Robby Mook, Hillary Clinton’s former campaign manager, cast doubt on some of the content found in former interim Democratic National Committee Chair Donna Brazile’s forthcoming book in an interview with CNN Monday.
Mook said that while he and his Clinton campaign colleagues haven’t seen a full copy of Brazile’s ‘Hacks: The Insider Story of the Break-Ins and Breakdowns That Put Donald Trump in the White House,’ which comes out Tuesday, ‘We certainly don’t recognize the campaign she describes.’
‘We also don’t recall some of the events she said that happened,’ Mook added.
Hillary Clinton’s former Campaign Manager Robby Mook suggested Donna Brazile’s publisher pressured her to put out her 2016 tell-all on election day, a distraction that could hurt Democratic efforts in Virginia and New Jersey
Donna Brazile, who held the position of interim Democratic National Committee chair through last year’s presidential election, has a new book out Tuesday that details her version of the 2016 campaign, which Robby Mook called into question Monday on CNN
CNN’s Alisyn Camerota asked Mook why he thought Brazile would write this tell-all.
‘I don’t know Alisyn. I honestly don’t know,’ he replied.
Clinton’s former top campaign aide suggested that Brazile had bent to her publisher’s pressure – not necessarily with the book’s content – but certainly with its timing, as it comes out on election day.
‘Look, I’ll be honest with you, I’m sure Donna was under a lot of pressure from her publisher to put this book out right on this election week, when we have critical elections happening around the country,’ Mook said. ‘I wish she’d just put her foot down and said no, I’m not going to release it around these elections.’
Tuesday marks the release of Brazile’s tome ‘Hacks: The Insider Story of the Break-Ins and Breakdowns That Put Donald Trump in the White House,’ and a return of voters to the ballot box, with key gubernatorial races taking place in New Jersey and Virginia.
‘We should be focused on turning voters right now,’ Mook argued.
Instead, with Wednesday marking the one year anniversary since Clinton lost the presidential election to Trump, Democrats are again revisiting 2016 thanks to Brazile’s book.
Early excerpts include the revelation that Clinton’s campaign had signed a joint fundraising agreement with the DNC.
In return for cash, the DNC gave the Clinton campaign decision-making power for the party.
The deal was in place before the conclusion of the Democratic primaries.
‘The funding arrangement with [Hillary For America] and the victory fund agreement was not illegal, but it sure looked unethical,’ Brazile wrote in an excerpt published by Politico Magazine.
On CNN Monday, Mook argued that wasn’t the case.
‘I just want to say, as a campaign, we were incredibly grateful to Donna Brazile for stepping up and taking the reins of the DNC during a very difficult time and all of us who know Donna consider her a colleague and a friend,’ Mook began.
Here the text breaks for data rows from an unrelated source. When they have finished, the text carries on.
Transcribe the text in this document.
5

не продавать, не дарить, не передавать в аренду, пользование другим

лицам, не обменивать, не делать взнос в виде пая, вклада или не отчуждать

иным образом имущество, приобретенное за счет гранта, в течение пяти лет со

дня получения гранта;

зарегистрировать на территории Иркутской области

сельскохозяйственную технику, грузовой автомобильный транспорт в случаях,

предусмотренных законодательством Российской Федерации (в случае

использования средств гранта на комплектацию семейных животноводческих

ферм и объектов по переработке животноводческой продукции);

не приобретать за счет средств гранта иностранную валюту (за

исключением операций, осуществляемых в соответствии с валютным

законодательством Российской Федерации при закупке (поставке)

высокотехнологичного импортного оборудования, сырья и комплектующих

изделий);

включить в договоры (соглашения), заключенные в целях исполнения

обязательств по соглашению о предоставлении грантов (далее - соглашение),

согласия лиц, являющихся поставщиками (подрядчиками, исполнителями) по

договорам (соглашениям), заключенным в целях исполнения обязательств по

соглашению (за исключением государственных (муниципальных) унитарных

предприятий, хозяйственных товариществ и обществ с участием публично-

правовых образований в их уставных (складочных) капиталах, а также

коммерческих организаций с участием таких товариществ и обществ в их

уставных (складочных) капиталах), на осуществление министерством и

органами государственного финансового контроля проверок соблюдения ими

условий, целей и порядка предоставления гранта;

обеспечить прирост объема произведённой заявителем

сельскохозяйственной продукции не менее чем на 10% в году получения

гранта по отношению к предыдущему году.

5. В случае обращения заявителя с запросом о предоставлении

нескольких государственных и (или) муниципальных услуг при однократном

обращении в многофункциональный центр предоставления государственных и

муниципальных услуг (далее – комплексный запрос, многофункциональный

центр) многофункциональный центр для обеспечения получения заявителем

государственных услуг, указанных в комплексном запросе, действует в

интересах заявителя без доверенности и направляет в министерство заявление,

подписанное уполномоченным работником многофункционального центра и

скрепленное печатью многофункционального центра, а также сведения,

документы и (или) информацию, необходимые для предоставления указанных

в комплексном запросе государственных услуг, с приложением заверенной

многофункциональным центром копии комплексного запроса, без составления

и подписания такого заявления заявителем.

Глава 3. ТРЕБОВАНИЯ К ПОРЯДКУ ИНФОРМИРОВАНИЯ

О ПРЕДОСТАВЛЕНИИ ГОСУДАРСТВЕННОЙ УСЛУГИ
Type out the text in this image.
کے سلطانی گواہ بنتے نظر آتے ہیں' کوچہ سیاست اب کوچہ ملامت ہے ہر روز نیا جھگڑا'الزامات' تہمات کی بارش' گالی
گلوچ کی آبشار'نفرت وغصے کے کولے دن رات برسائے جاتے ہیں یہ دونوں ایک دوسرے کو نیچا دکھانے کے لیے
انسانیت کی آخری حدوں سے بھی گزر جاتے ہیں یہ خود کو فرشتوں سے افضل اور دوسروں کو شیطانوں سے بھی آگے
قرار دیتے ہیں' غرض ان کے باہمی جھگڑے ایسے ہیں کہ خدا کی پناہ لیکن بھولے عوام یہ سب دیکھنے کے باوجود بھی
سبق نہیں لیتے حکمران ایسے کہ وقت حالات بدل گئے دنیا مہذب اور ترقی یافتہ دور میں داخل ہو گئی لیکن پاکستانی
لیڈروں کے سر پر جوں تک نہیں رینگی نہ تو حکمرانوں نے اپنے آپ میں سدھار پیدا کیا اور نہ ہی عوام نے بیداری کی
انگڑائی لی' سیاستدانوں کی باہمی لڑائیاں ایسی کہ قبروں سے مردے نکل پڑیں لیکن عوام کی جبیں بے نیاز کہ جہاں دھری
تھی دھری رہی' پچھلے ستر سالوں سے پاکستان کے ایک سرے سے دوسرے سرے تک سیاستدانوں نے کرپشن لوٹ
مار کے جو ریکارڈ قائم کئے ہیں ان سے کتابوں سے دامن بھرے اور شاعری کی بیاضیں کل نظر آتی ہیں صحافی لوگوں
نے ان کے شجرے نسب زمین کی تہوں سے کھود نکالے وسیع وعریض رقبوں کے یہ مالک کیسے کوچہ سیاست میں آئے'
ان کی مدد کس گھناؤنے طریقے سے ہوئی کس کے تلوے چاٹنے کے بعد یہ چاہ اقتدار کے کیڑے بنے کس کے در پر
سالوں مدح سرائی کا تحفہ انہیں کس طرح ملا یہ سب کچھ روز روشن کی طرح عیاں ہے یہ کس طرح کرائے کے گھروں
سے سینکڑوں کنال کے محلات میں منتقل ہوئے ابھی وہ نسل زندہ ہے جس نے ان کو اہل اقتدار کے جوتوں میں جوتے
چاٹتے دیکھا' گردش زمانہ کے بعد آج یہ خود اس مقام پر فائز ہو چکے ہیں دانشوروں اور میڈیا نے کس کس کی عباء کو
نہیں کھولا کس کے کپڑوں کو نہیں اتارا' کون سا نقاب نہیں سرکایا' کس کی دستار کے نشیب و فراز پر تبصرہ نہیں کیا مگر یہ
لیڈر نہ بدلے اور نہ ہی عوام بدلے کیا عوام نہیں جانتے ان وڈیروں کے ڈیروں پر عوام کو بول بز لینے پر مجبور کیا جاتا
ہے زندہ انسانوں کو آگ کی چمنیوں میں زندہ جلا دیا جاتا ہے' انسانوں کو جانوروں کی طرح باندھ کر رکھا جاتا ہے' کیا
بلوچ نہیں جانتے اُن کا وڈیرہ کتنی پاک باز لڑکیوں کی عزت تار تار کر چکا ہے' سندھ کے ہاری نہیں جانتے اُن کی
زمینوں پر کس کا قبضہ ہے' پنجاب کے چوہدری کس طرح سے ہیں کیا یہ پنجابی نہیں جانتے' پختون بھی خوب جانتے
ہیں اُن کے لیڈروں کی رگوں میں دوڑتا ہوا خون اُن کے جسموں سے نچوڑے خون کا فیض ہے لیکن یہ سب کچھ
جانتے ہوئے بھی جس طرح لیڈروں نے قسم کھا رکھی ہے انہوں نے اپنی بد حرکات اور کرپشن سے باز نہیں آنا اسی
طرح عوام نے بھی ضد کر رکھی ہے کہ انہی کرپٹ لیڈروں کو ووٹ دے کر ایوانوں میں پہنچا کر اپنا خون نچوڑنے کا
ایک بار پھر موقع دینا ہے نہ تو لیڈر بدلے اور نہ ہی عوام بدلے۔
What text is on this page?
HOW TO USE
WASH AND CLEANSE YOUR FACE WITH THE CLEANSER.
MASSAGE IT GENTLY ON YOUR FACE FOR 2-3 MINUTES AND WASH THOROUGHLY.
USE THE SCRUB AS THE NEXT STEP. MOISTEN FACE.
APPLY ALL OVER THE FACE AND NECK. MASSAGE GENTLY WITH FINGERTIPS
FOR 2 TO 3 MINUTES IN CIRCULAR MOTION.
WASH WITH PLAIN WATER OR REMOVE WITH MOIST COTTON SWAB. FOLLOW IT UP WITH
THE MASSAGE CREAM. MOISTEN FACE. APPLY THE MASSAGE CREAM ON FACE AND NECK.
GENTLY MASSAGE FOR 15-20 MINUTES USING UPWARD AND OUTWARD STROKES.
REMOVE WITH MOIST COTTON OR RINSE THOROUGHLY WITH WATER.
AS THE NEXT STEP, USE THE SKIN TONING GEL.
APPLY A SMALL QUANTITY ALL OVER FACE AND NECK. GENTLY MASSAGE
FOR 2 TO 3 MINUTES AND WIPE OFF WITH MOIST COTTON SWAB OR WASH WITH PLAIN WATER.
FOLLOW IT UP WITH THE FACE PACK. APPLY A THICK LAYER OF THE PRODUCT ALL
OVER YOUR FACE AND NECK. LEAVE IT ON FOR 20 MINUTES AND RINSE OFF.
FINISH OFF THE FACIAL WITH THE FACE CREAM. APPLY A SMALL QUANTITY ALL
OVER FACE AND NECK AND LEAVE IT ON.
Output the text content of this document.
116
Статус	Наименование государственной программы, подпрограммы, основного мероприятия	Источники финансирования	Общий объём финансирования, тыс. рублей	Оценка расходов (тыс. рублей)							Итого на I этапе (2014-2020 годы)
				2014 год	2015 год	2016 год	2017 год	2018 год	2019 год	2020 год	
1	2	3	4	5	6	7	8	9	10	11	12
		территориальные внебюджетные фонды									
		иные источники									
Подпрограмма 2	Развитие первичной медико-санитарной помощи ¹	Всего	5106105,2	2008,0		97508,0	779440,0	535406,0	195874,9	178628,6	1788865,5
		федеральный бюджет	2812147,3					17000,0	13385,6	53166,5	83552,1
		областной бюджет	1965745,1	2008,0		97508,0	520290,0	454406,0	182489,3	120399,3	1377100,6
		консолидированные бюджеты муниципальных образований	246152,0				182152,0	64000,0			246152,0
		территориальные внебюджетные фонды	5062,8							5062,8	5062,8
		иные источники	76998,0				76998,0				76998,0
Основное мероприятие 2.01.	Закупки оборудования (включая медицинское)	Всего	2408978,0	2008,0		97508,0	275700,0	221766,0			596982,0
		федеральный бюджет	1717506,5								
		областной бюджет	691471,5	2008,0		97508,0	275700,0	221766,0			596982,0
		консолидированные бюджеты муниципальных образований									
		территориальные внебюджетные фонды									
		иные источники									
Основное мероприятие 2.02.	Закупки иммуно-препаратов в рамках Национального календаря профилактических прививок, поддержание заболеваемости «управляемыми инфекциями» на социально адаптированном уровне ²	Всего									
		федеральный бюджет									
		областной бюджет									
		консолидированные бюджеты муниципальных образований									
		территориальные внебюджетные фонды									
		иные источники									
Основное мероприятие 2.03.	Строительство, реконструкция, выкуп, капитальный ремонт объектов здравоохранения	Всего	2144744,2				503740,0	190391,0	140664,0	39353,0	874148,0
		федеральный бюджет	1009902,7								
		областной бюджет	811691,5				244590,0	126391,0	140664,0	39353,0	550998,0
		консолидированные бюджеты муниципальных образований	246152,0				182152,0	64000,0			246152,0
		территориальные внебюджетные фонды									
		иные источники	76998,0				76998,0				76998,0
‘The allegation she’s making simply isn’t true,’ Mook pivoted.
‘And, actually, the arrangement in question has been released, it’s out in the public, everybody can see it and the same thing was offered to both campaigns,’ Mook argued.
Mook said because the DNC was broke the political party offered a similar agreement to both Sen. Bernie Sanders and Clinton, though Clinton’s campaign actually took the party up on the offer.
‘The difference was Hillary Clinton actually raised money into that and both campaigns were told if you raise money in you’ll have some say over how it’s spent to prepare for the general election,’ Mook said.
Mook argued that Clinton should actually be getting credit, not scorn, for what she had done.
‘What’s disturbing to me about this is, Hillary Clinton stepped up and literally saved the DNC,’ Mook said.
Mook then hinted that Brazile, who became interim DNC chair after Rep. Debbie Wasserman Schultz resigned in July over the email hack, was just trying to sell books.
‘I’m just saying I’m sure her publisher put her under a lot of pressure,’ Mook answered when asked about Brazile’s intentions.
He said Democrats needed to be paying attention to the elections tomorrow in Virginia and New Jersey, often interpreted as bellwethers a year before the Congressional midterms.
‘That should be the focus right now,’ Mook said.
‘And again, we are so grateful to Donna, to all of us who know her, we’re puzzled,’ Mook added.
Mook also took issue with Brazile suggesting that men dominated the leadership of the campaign, pointing to a number of women in prominent positions, including the campaign’s communications director, Jennifer Palmieri, and the digital director, Katie Dowd.
Camerota interpreted that as Mook saying readers shouldn’t trust what’s in the book.
Mook didn’t say yes or no.
‘We don’t recognize a lot of the situations and certainly the tone and tenor of the campaign,’ Clinton’s ex-campaign manager said.